Defer resolution using Jakarta's Provider or Spring's ObjectProvider:

Java
@Service
public class ServiceA {
    private final ObjectProvider<ServiceB> serviceBProvider;

    public ServiceA(ObjectProvider<ServiceB> serviceBProvider) {
        this.serviceBProvider = serviceBProvider;
    }

    public void doWork() {
        ServiceB b = serviceBProvider.getObject(); // resolved on demand
        b.process();
    }
}

Solution Comparison

Solution Effort Coupling Testability Recommended?
@Lazy Low High Medium Temporary
Events Medium Low High Yes
Extract service Medium Low High Yes
@PostConstruct Low High Low No
ObjectProvider Low Medium Medium Acceptable

Why Circular Dependencies Are a Code Smell

%%{init: {'theme': 'base', 'themeVariables': {'fontSize': '13px', 'fontFamily': 'Inter, -apple-system, sans-serif'}, 'flowchart': {'nodeSpacing': 30, 'rankSpacing': 50, 'padding': 12, 'curve': 'basis'}, 'sequence': {'actorMargin': 60, 'messageMargin': 40}, 'class': {'padding': 12}}}%%
flowchart LR
    CD["Circular Dep"] --> TC["Tight Coupling"]
    CD --> SRP["Violates SRP"]
    CD --> TH["Hard to Test"]
    CD --> RF["Difficult\nRefactoring"]

    style CD fill:#FEE2E2,stroke:#FCA5A5,color:#991B1B
    style TC fill:#FEF3C7,stroke:#FCD34D,color:#92400E
    style SRP fill:#FEF3C7,stroke:#FCD34D,color:#92400E
    style TH fill:#FEF3C7,stroke:#FCD34D,color:#92400E
    style RF fill:#FEF3C7,stroke:#FCD34D,color:#92400E
  • Tight Coupling — Two services become inseparable; change one, break the other.
  • Violates SRP — If A needs B and B needs A, their responsibilities are likely tangled.
  • Hard to Unit Test — You cannot instantiate one without mocking the other, creating brittle test setups.
  • Prevents Modularization — Cannot extract either service into a separate module/library without the other.
  • Hidden Temporal Coupling — Initialization order becomes fragile and non-deterministic.

Rule of Thumb

If you find a circular dependency, treat it as a signal to rethink your domain boundaries. The fix is usually to introduce an intermediary (event, interface, or new service) that both sides depend on.


Quick Recall

Question Answer
What exception signals a cycle? BeanCurrentlyInCreationException
What are the 3 cache levels? singletonObjects, earlySingletonObjects, singletonFactories
Can constructor injection resolve cycles? No (both sides)
Can field injection resolve cycles? Yes (Spring exposes early reference)
Spring Boot 2.6+ default? Circular refs disabled
Property to re-enable? spring.main.allow-circular-references=true
Best long-term fix? Redesign with events or extract shared service
Why is @Lazy not ideal? Hides the design problem, still tightly coupled

Interview Template

Tell me about circular dependencies in Spring

What it is: Bean A depends on B and B depends on A, forming a cycle that can prevent startup.

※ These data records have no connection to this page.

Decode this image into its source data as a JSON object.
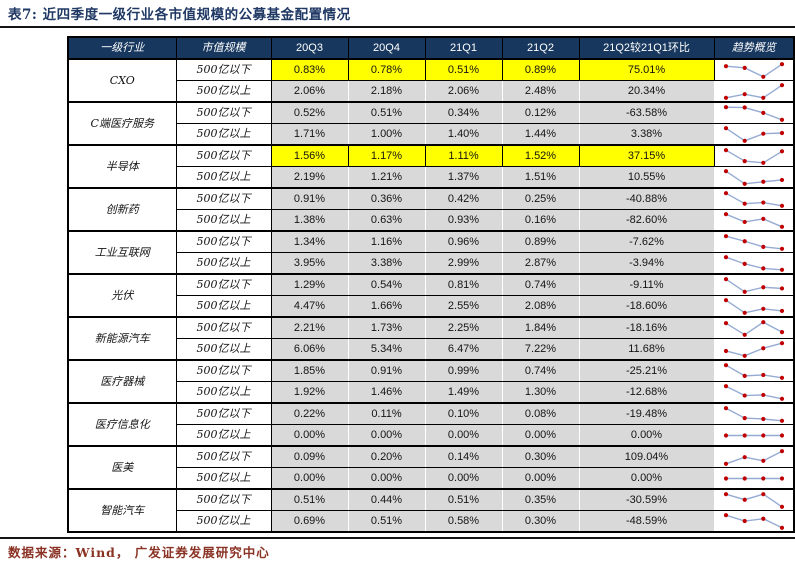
{
  "title": "表7:  近四季度一级行业各市值规模的公募基金配置情况",
  "footer": {
    "source_text": "数据来源：Wind，  广发证券发展研究中心"
  },
  "colors": {
    "title": "#1F3864",
    "rule": "#141414",
    "header_bg": "#17375E",
    "row_grey": "#D9D9D9",
    "highlight": "#FFFF00",
    "spark_line": "#96ABD3",
    "spark_dot": "#C00000",
    "footer": "#8A3224"
  },
  "table": {
    "headers": [
      "一级行业",
      "市值规模",
      "20Q3",
      "20Q4",
      "21Q1",
      "21Q2",
      "21Q2较21Q1环比",
      "趋势概览"
    ],
    "industries": [
      {
        "name": "CXO",
        "rows": [
          {
            "size": "500亿以下",
            "values": [
              "0.83%",
              "0.78%",
              "0.51%",
              "0.89%"
            ],
            "qoq": "75.01%",
            "highlight": true
          },
          {
            "size": "500亿以上",
            "values": [
              "2.06%",
              "2.18%",
              "2.06%",
              "2.48%"
            ],
            "qoq": "20.34%",
            "highlight": false
          }
        ]
      },
      {
        "name": "C端医疗服务",
        "rows": [
          {
            "size": "500亿以下",
            "values": [
              "0.52%",
              "0.51%",
              "0.34%",
              "0.12%"
            ],
            "qoq": "-63.58%",
            "highlight": false
          },
          {
            "size": "500亿以上",
            "values": [
              "1.71%",
              "1.00%",
              "1.40%",
              "1.44%"
            ],
            "qoq": "3.38%",
            "highlight": false
          }
        ]
      },
      {
        "name": "半导体",
        "rows": [
          {
            "size": "500亿以下",
            "values": [
              "1.56%",
              "1.17%",
              "1.11%",
              "1.52%"
            ],
            "qoq": "37.15%",
            "highlight": true
          },
          {
            "size": "500亿以上",
            "values": [
              "2.19%",
              "1.21%",
              "1.37%",
              "1.51%"
            ],
            "qoq": "10.55%",
            "highlight": false
          }
        ]
      },
      {
        "name": "创新药",
        "rows": [
          {
            "size": "500亿以下",
            "values": [
              "0.91%",
              "0.36%",
              "0.42%",
              "0.25%"
            ],
            "qoq": "-40.88%",
            "highlight": false
          },
          {
            "size": "500亿以上",
            "values": [
              "1.38%",
              "0.63%",
              "0.93%",
              "0.16%"
            ],
            "qoq": "-82.60%",
            "highlight": false
          }
        ]
      },
      {
        "name": "工业互联网",
        "rows": [
          {
            "size": "500亿以下",
            "values": [
              "1.34%",
              "1.16%",
              "0.96%",
              "0.89%"
            ],
            "qoq": "-7.62%",
            "highlight": false
          },
          {
            "size": "500亿以上",
            "values": [
              "3.95%",
              "3.38%",
              "2.99%",
              "2.87%"
            ],
            "qoq": "-3.94%",
            "highlight": false
          }
        ]
      },
      {
        "name": "光伏",
        "rows": [
          {
            "size": "500亿以下",
            "values": [
              "1.29%",
              "0.54%",
              "0.81%",
              "0.74%"
            ],
            "qoq": "-9.11%",
            "highlight": false
          },
          {
            "size": "500亿以上",
            "values": [
              "4.47%",
              "1.66%",
              "2.55%",
              "2.08%"
            ],
            "qoq": "-18.60%",
            "highlight": false
          }
        ]
      },
      {
        "name": "新能源汽车",
        "rows": [
          {
            "size": "500亿以下",
            "values": [
              "2.21%",
              "1.73%",
              "2.25%",
              "1.84%"
            ],
            "qoq": "-18.16%",
            "highlight": false
          },
          {
            "size": "500亿以上",
            "values": [
              "6.06%",
              "5.34%",
              "6.47%",
              "7.22%"
            ],
            "qoq": "11.68%",
            "highlight": false
          }
        ]
      },
      {
        "name": "医疗器械",
        "rows": [
          {
            "size": "500亿以下",
            "values": [
              "1.85%",
              "0.91%",
              "0.99%",
              "0.74%"
            ],
            "qoq": "-25.21%",
            "highlight": false
          },
          {
            "size": "500亿以上",
            "values": [
              "1.92%",
              "1.46%",
              "1.49%",
              "1.30%"
            ],
            "qoq": "-12.68%",
            "highlight": false
          }
        ]
      },
      {
        "name": "医疗信息化",
        "rows": [
          {
            "size": "500亿以下",
            "values": [
              "0.22%",
              "0.11%",
              "0.10%",
              "0.08%"
            ],
            "qoq": "-19.48%",
            "highlight": false
          },
          {
            "size": "500亿以上",
            "values": [
              "0.00%",
              "0.00%",
              "0.00%",
              "0.00%"
            ],
            "qoq": "0.00%",
            "highlight": false
          }
        ]
      },
      {
        "name": "医美",
        "rows": [
          {
            "size": "500亿以下",
            "values": [
              "0.09%",
              "0.20%",
              "0.14%",
              "0.30%"
            ],
            "qoq": "109.04%",
            "highlight": false
          },
          {
            "size": "500亿以上",
            "values": [
              "0.00%",
              "0.00%",
              "0.00%",
              "0.00%"
            ],
            "qoq": "0.00%",
            "highlight": false
          }
        ]
      },
      {
        "name": "智能汽车",
        "rows": [
          {
            "size": "500亿以下",
            "values": [
              "0.51%",
              "0.44%",
              "0.51%",
              "0.35%"
            ],
            "qoq": "-30.59%",
            "highlight": false
          },
          {
            "size": "500亿以上",
            "values": [
              "0.69%",
              "0.51%",
              "0.58%",
              "0.30%"
            ],
            "qoq": "-48.59%",
            "highlight": false
          }
        ]
      }
    ]
  }
}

How Spring handles it: 3-level singleton cache — stores ObjectFactory in L3, exposes early bean reference in L2, fully-initialized bean in L1. Works for field/setter injection but NOT constructor injection on both sides.

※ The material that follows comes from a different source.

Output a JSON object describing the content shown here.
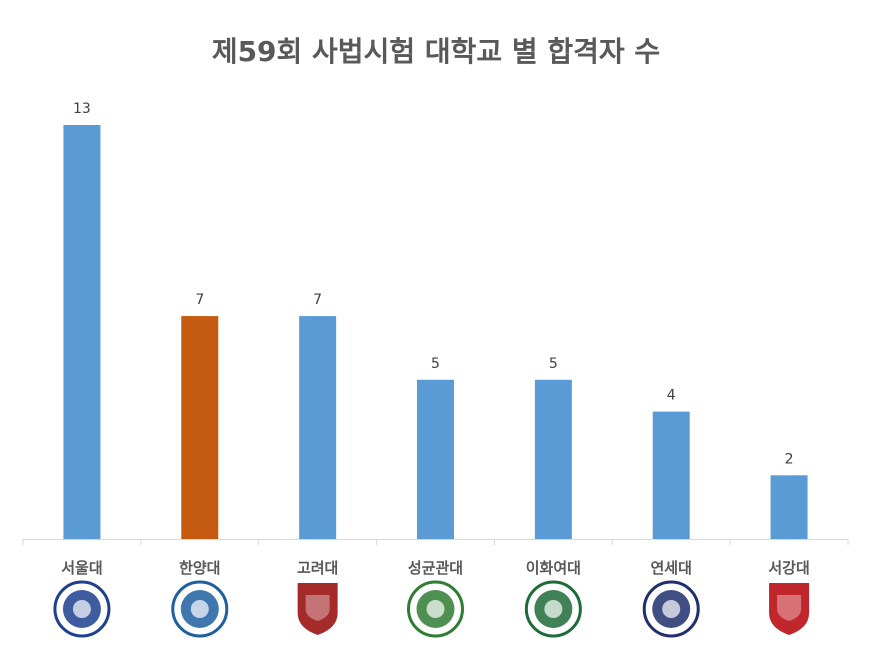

Spring Boot 2.6+ change: Circular refs disabled by default. Must explicitly opt-in with spring.main.allow-circular-references=true.

Quick fixes: @Lazy, ObjectProvider, @PostConstruct lookup.

Proper fixes: Decouple with application events, extract shared logic into a new service, or use interfaces to invert the dependency direction.

Why it matters: Circular deps signal tight coupling, SRP violations, and make testing/refactoring difficult.